NIU halts freshman admission

By Suzanne Tomse

NIU discontinued freshman admissions Tuesday for the summer and fall semesters of 1987 due to a lack of resources for incoming and present NIU students.

“The budget and the space is not sufficient for 3,500 freshmen and 2,000 transfers,” said NIU President John LaTourette.

Because of increased applicants over the past four years, NIU restricted freshman admissions to 3,500 students. “We tried to restrict the enrollment to match our resources,” said Linda Barrett, associate provost.

Barrett said the university began admission restrictions at the beginning of the admissions process in the fall. Students were denied admission if they were below an ACT composite score of 17 and were in the lower half of their class.

Accepted students were those who ranked in the upper third of their high school class, who had an ACT composite score of 21 and who had completed their application by Feb. 2. However, many students who met the above criteria were denied admission because there was no space available. In addition, students who ranked in the upper half of their class and who had a composite score of 17 were not accepted.

“We are being responsible by trying to match our students with our resources. We are allowing in the best, qualified students,” Barrett said.

Applications have increased from 10,328 to 11,289 in one year, LaTourette said. In addition, the number of applicants who are ranked in the upper third of their class and who have an ACT of 22 has increased by 13 percent. The average ACT for NIU freshmen last fall was 22.3, which is above the national average of 18.9 and the Illinois average of 19.1.

“The good news is that NIU is becoming an institute of choice. On the other hand, we should provide more access to students,” LaTourette said.

About 540 qualified students have been denied admission so far and NIU administrators expect to turn away between 1,500 and 2,000 qualified students altogether, Barrett said.

“I deeply regret that significant budgetary constraints make it impossible for us to respond fully to the clear needs of our region and the aspirations of so many of its students,” said LaTourette.

A study by the Illinois Board of Education indicates that NIU is underfunded by $2.6 million, making it the second most underfunded public university in Illinois.

Although freshman admission has been closed, admission for minority and transfer students who have met the criteria will remain open, Barrett said. Admission for sponsored students, such as athletes or musicians, also will remain open because some students still need to sign their letter of intent, she added.
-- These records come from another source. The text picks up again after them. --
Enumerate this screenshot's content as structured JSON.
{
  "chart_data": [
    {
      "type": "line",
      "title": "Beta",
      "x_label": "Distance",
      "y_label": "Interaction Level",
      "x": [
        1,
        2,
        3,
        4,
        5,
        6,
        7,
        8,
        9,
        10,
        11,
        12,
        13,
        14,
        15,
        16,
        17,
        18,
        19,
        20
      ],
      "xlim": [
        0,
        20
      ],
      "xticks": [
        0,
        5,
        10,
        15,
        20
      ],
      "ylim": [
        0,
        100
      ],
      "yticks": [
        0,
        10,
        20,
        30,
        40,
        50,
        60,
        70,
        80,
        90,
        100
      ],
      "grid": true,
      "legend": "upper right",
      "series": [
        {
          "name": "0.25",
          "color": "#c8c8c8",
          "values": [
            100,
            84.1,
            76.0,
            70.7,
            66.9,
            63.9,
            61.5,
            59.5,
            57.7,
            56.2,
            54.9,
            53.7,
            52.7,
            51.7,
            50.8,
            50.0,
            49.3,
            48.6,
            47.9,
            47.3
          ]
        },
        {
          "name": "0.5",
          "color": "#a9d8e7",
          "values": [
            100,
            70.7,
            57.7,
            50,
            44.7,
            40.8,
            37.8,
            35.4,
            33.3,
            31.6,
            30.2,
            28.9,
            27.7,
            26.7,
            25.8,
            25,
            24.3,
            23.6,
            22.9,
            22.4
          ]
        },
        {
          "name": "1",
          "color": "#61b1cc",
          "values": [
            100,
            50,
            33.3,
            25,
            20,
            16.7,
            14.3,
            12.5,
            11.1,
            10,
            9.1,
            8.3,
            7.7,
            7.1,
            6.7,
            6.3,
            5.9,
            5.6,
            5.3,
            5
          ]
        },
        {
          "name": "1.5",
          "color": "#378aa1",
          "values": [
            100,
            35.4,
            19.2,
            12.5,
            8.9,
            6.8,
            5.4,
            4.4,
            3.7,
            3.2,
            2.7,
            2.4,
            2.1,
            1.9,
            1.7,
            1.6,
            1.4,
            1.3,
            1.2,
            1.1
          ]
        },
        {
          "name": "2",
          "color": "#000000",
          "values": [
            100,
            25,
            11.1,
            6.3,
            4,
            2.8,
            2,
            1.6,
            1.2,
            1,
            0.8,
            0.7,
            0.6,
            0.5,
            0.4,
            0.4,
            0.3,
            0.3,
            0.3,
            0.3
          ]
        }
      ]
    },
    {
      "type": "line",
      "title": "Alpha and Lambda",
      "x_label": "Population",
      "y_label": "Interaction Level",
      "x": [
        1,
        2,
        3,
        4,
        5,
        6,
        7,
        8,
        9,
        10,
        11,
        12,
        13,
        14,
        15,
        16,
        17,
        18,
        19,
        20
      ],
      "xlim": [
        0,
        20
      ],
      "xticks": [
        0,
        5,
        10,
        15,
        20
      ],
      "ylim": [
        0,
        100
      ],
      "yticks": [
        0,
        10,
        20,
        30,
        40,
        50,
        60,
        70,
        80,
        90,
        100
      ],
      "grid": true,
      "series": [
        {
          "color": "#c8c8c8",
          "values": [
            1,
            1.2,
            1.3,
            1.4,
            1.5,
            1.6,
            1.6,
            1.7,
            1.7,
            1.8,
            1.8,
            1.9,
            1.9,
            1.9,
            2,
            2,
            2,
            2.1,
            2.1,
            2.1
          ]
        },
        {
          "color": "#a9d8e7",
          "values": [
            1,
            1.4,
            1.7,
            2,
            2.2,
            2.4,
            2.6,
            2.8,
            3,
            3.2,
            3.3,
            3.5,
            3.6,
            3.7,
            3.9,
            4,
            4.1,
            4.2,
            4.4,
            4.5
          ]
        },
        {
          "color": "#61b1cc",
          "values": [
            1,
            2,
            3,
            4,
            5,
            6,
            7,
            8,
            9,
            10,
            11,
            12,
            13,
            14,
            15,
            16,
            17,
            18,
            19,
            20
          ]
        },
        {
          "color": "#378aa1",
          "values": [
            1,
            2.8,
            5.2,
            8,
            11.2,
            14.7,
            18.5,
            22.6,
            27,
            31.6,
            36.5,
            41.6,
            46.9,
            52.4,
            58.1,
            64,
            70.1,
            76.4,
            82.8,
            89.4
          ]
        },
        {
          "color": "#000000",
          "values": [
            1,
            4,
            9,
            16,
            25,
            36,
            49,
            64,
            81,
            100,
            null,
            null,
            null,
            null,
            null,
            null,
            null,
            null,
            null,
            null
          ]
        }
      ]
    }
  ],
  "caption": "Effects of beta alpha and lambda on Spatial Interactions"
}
owever, these students must be sponsored by a department in order to have their criteria reviewed by admissions, said Director of Admissions Daniel Oborn.

Oborn said “no exceptions” will be made in regard to the closed freshman admissions. He said qualified students who are denied admission for the fall semester would need to re-apply if they want to enroll at NIU in the spring of 1988.

Oborn said he did not know if future enrollments will be affected by the decision to close enrollments for two semesters.

“It’s very hard to estimate,” he said. Oborn noted that freshman applicants for fall of 1988 would have to meet course-specific requirements in addition to having a 21 ACT and ranking in the upper third of their class. Additionally, freshman applicants will be required to send in their high school transcripts which currently are not required.

Oborn said students who are denied admission now might have an effect on enrollment in a year or two because they still have an opportunity to enroll at NIU as transfer students.